Australia Markets closed

Why your JobKeeper payment may be less than $1,500

Pictured: Confused man on computer, Australian cash, calculator suggesting JobKeeper payment.
Here's why you might receive less than $1,500 in your bank account. Images: Getty

Around 6 million Australians will receive fortnightly payments of $1,500 over the next six months, but the Australian Tax Office has reminded workers not to be surprised if they don’t get to keep the full payment.

“You will not be paid the JobKeeper payment by the ATO,” it said in its employee fact sheet.

“The payment comes from your employer who is later reimbursed by the ATO. Tax will be withheld from the payment so you may receive less than $1,500 in your bank account.”

Law firm Clayton Utz explained that eligible employers will still have Pay As You Go (PAYG) tax withholding obligations, regardless of whether the eligible employee has been stood down or is still completing work.

“The eligible employer must provide the eligible employee at least $1,500 per fortnight (before tax) to apply for the JobKeeper Payment.

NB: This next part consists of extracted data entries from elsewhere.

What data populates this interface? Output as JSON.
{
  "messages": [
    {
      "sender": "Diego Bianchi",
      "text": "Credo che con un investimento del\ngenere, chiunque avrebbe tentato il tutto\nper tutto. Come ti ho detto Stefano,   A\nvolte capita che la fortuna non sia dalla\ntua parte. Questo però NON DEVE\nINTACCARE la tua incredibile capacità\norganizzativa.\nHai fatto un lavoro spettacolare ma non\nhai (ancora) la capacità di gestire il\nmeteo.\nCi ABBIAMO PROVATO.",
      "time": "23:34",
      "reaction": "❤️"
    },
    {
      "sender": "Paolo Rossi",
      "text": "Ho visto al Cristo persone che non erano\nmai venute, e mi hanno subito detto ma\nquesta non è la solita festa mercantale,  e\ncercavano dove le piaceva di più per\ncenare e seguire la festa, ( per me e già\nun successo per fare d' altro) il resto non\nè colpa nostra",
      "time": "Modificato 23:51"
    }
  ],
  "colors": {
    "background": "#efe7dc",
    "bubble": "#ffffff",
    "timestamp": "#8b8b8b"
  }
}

The eligible employee will be taxed (withheld by the eligible employer) on this payment.”

Your payment can’t be less than $1,500 before tax

While your payment may be affected by tax obligations, there aren’t any other reasons why you should receive less than $1,500 from your employer every fortnight if you’re receiving the JobKeeper payment.

The ATO has warned employers that it will be tracking the flow of payments. This means your boss cannot split payments between themselves and the employee, between several employees or claim a portion of the $1,500 fortnightly payment on administration fees.

So if you’re an eligible employee and your employer is an eligible employer, you must receive at least $1,500 before tax every fortnight.

"An entity that does not comply with its obligations in relation to the JobKeeper Payment is also potentially liable for a wider range of significant administrative and criminal sanctions under the tax law and general criminal law," Treasury said in a fact sheet.

"These penalties will not affect entities that act honestly and with reasonable care.

"However, entities that seek to abuse the scheme, especially those that seek to engage in fraud, will face penalties commensurate with the seriousness of their conduct."